The founder of the successful National Transplant Organization believes that “a much more promising avenue” is to produce genetically modified pigs so that their pig organs do not cause rejection in humans. On September 25, 2021, a New York University surgical team successfully transplanted a pig kidney into a brain-dead woman. On January 7, 2022, American David Bennett became the first person to punch a pig’s heart in the chest after surgery at the University of Maryland Medical Center. Bennett died of heart failure two months later, with no apparent symptoms of organ rejection, although the heart was infected with a swine virus.

A 28 day old pig embryo with the outline of a human kidney. Photo provided by GIBH.GIBH

Spanish chemist Marc Güell is one of the founders of eGenesis, one of the American companies that modifies pig DNA to create pig organs for human transplants. Güell also praises the new results. “It could help to better understand where the current frontiers of interspecies chimerism lie. What else will be necessary?” asks the chemist from the Pompeu Fabra University in Barcelona.
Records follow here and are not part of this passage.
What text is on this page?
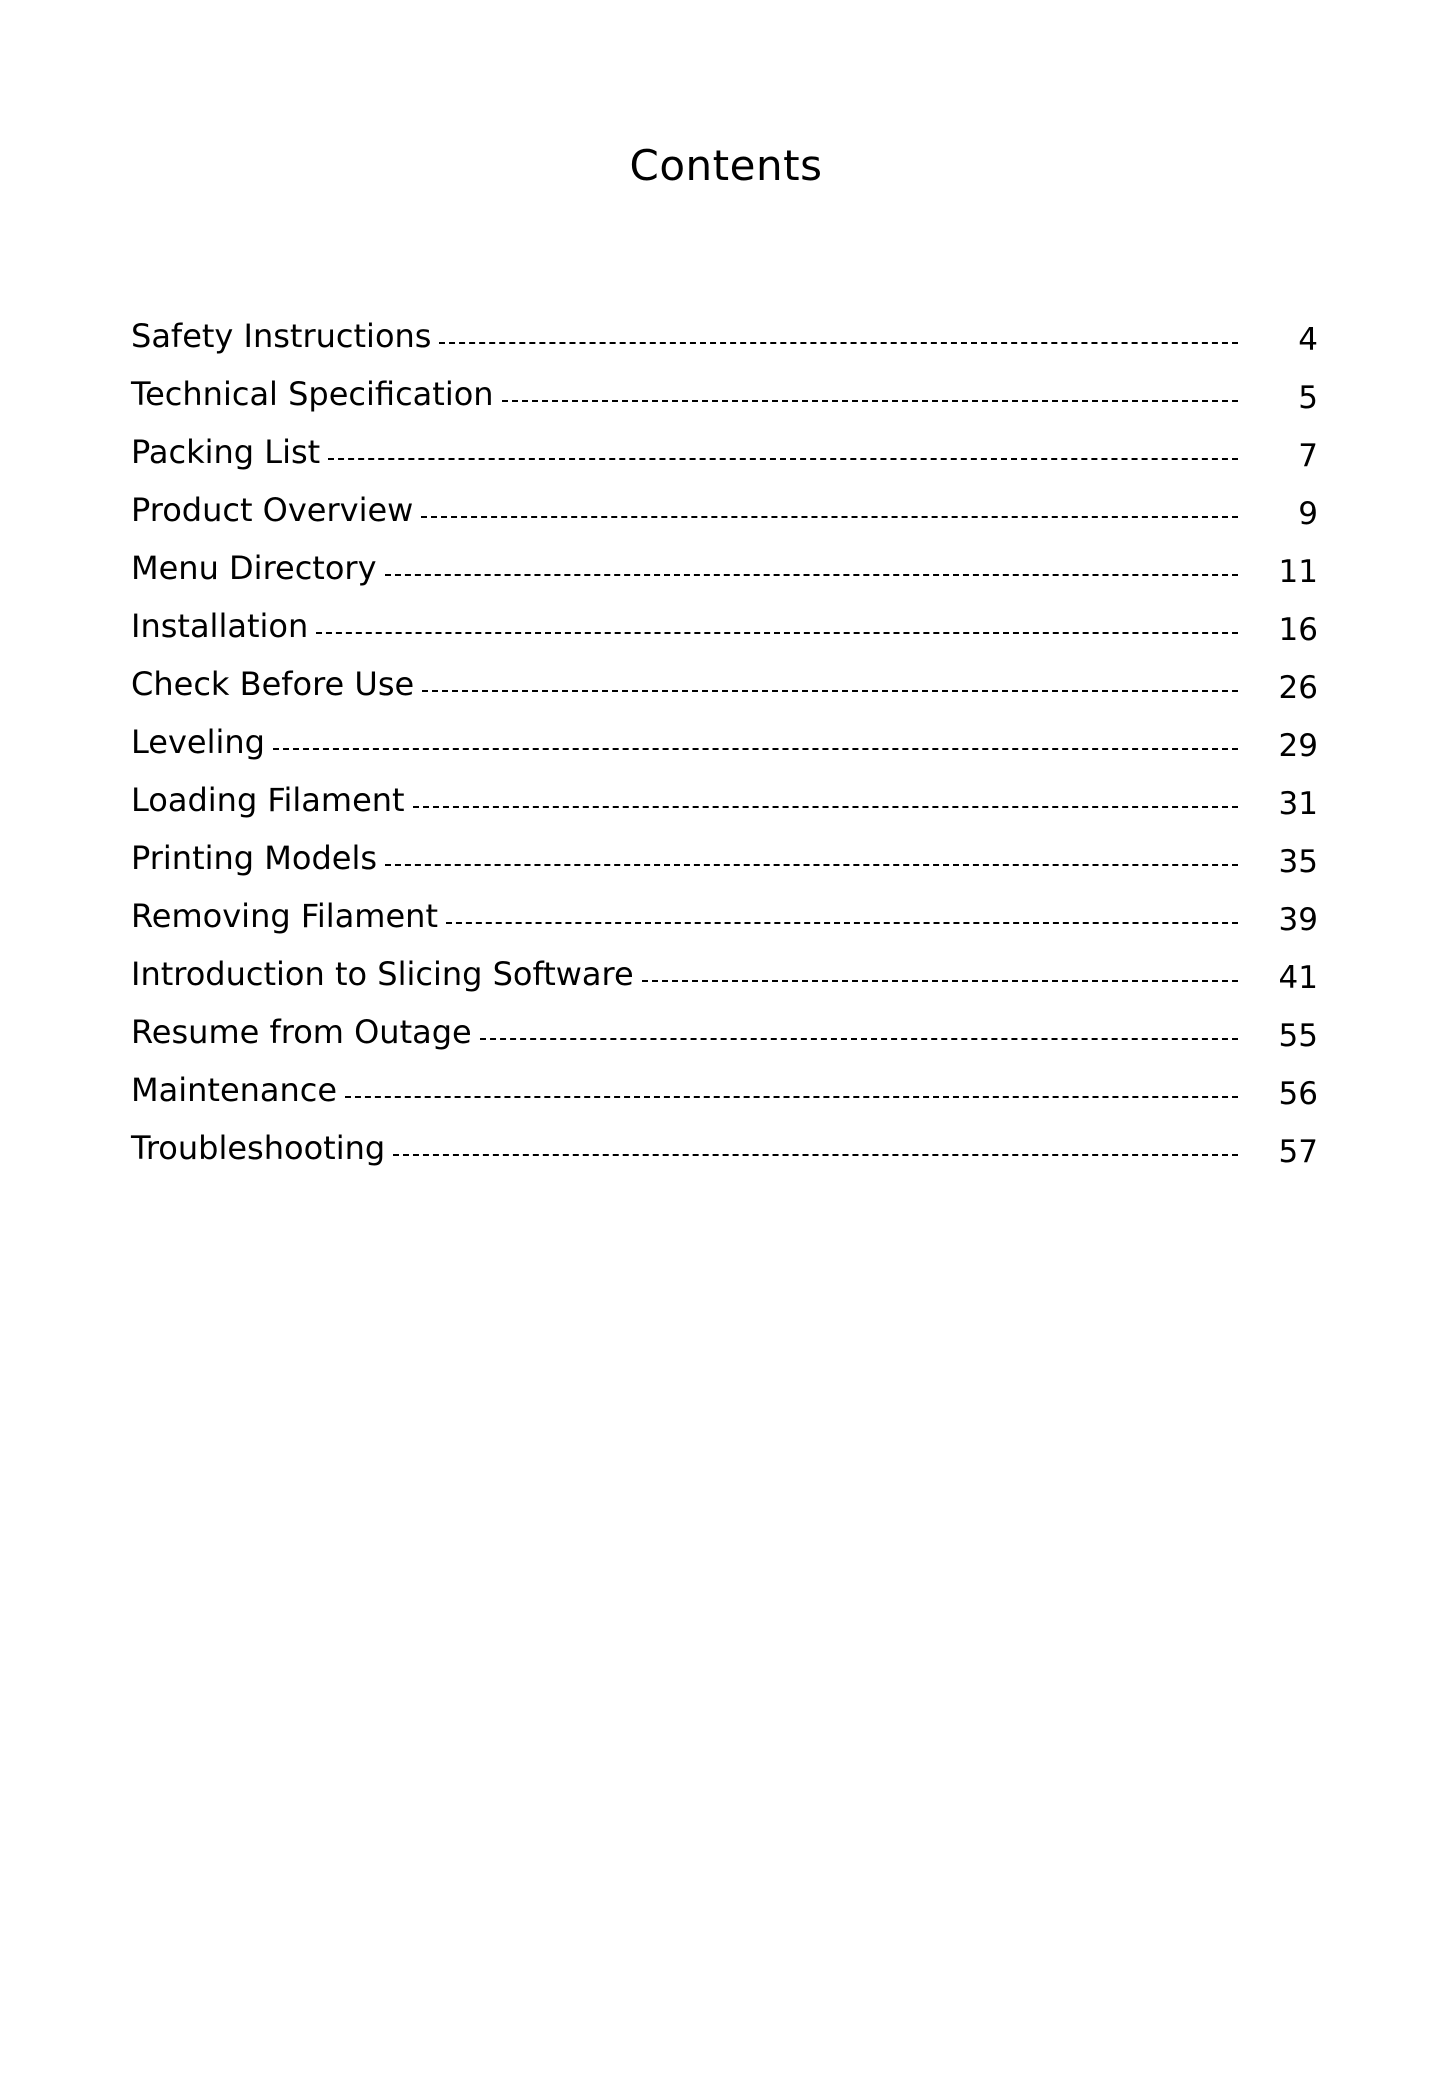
Contents
Safety Instructions	4
Technical Specification	5
Packing List	7
Product Overview	9
Menu Directory	11
Installation	16
Check Before Use	26
Leveling	29
Loading Filament	31
Printing Models	35
Removing Filament	39
Introduction to Slicing Software	41
Resume from Outage	55
Maintenance	56
Troubleshooting	57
Nephrologist Josep Maria Campistol, director general of the Hospital Clínic de Barcelona, ​​also has an influence on all the doors that pig-human embryos open. “They could be an endless source of organs, with the potential to create specific, personalized human organs for certain patients,” he points out. It would be a way to get replacements from a specific person’s cells. Campistol also relies on regenerative medicine. “I am convinced that in the near future we will be able to regenerate chronically diseased kidneys, livers or hearts, restore their function in whole or in part and avoid transplantation,” says the director general of the clinic.

Campistol was one of the co-authors of Izpisua’s 2017 research showing that human cells can implant in a pig embryo. “Another very important element that we are working on is that you can use these pig models to test the usefulness of different therapy strategies before applying them to human patients,” says the nephrologist. “Obviously there’s still a long way to go, but it’s creating some really incredible expectations.”